Vous me permettrez donc de rappeler quelques faits incontestables, accompagnés des chiffres précis qui les illustrent et les confortent.
D’une manière générale, le Gouvernement a ainsi consenti un effort national sans précédent sur le plan des recrutements au sein de la Police et de la Gendarmerie. Nous avons ainsi mis un terme aux coupes claires qui avaient considérablement réduit et affaibli les effectifs des forces de sécurité entre 2007 et 2012.
Au cours du précédent quinquennat, la Police nationale a perdu très exactement 6 276 postes, et la Gendarmerie nationale 6 243 postes, soit un total de 12 519 postes supprimés, tous services et toutes unités confondus. Dois-je préciser que ces 12 519 postes nous ont sans conteste manqué depuis 2012, alors que nous affrontons une menace terroriste sans précédent ? La destruction regrettable de tous ces emplois a constitué une lourde erreur.
Pour combler un tel manque, nous avons donc pris la décision de remplacer tous les départs à la retraite, et nous avons recréé près de 500 emplois nouveaux par an dans les deux forces.
Par ailleurs, dès après les attentats de janvier 2015, nous avons continué d’organiser la montée en puissance de notre dispositif grâce à différents plans de recrutements concernant la lutte contre le terrorisme, la lutte contre l’immigration clandestine ou encore le renfort de nos unités de forces mobiles et de sécurité publique.
Au total, entre 2012 et 2017, les effectifs des services concourant à la sécurité des Français auront augmenté de 9 341 postes nouveaux, dont 5 744 dans la Police et 3 199 dans la Gendarmerie. Pour ne prendre que l’exemple de la Police, en 2016 comme en 2017, plus de 4.600 gardiens de la paix sortiront de nos écoles, pour chacune de ces deux années. Ils étaient seulement 488 en 2012.
Bien entendu, nos services de renseignement intérieur ont bénéficié prioritairement de ces ressources nouvelles.
Trois vagues successives de renforts ont ainsi été décidées.
1. Dès 2013, un premier plan spécifique a été initié pour renforcer les effectifs de la DGSI. Ce plan prévoit d’ici 2018 la création totale de 432 postes supplémentaires.

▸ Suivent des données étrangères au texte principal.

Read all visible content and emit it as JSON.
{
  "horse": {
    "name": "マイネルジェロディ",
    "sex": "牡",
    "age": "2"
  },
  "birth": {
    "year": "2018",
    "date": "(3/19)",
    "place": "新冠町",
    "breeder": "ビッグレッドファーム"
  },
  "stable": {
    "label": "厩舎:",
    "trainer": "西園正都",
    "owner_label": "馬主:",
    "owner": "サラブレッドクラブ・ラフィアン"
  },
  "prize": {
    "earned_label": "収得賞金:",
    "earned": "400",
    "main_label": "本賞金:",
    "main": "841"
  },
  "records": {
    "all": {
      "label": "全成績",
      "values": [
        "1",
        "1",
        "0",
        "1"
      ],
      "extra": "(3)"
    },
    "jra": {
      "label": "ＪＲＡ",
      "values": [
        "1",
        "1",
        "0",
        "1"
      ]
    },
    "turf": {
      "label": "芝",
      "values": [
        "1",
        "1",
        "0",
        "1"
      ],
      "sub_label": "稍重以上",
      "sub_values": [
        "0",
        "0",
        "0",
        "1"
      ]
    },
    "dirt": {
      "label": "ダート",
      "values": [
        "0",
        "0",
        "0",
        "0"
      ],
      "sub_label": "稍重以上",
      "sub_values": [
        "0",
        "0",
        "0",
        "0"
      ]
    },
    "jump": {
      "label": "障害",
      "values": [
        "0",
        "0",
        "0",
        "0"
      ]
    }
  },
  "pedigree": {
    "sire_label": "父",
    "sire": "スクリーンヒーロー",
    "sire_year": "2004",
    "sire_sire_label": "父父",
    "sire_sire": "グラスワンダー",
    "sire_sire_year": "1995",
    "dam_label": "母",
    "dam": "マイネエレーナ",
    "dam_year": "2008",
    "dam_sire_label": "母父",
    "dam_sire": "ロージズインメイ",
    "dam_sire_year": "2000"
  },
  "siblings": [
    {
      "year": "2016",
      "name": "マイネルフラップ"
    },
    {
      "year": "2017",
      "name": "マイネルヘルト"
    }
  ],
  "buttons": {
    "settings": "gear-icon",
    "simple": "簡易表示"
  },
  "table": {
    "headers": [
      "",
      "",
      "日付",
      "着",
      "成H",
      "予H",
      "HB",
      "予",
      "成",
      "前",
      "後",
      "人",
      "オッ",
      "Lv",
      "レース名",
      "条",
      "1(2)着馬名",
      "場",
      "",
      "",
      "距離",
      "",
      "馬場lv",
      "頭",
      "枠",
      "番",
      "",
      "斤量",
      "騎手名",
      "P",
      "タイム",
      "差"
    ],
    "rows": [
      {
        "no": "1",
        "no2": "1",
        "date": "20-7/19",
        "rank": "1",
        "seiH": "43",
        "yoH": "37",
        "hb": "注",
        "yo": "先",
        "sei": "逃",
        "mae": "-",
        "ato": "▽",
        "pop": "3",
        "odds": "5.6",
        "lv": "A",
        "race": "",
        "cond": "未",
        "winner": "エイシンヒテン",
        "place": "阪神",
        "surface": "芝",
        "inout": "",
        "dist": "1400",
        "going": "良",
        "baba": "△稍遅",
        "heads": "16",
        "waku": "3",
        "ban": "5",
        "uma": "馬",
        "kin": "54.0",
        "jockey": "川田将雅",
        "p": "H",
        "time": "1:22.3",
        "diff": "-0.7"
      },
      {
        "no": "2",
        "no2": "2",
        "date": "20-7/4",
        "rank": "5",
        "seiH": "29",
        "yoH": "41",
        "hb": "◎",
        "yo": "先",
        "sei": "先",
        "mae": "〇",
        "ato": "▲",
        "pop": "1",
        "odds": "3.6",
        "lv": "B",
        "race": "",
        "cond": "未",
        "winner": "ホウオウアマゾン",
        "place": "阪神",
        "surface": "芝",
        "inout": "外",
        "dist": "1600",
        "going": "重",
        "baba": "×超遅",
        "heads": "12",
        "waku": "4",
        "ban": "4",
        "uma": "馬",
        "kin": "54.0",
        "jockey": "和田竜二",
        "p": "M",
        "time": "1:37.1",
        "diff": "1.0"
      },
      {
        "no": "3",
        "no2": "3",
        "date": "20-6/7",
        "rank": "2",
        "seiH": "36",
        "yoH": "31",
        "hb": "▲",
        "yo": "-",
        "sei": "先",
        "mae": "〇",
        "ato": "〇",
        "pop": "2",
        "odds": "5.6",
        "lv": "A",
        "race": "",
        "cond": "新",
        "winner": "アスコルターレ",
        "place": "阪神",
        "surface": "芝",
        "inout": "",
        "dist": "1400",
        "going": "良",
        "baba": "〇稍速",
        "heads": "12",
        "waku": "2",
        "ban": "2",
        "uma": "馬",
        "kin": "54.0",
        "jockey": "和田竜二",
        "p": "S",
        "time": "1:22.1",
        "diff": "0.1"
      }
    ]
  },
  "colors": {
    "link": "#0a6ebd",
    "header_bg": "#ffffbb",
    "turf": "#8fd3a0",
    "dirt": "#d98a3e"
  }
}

2. Le Plan de lutte anti-terroriste (PLAT) de janvier 2015 a prescrit sur le triennal 2015-2017 la création nette de 1 400 emplois, dont 1 100 viendront grossir les rangs du renseignement intérieur :
3. Le Pacte de Sécurité, annoncé par le président de la République devant le Congrès réuni à Versailles le 16 novembre et qui porte sur un total de 5 000 créations nettes d’emplois prévoit, pour la DGSI, 225 effectifs supplémentaires, dont la création est répartie sur 2016 (112 postes) et 2017 (113 postes). En outre, 130 effectifs supplémentaires (policiers et gendarmes) viendront renforcer le SCRT.
Si l’on fait preuve d’objectivité dans le bilan de ces différents plans de renforcement, que constate-t-on aujourd’hui ?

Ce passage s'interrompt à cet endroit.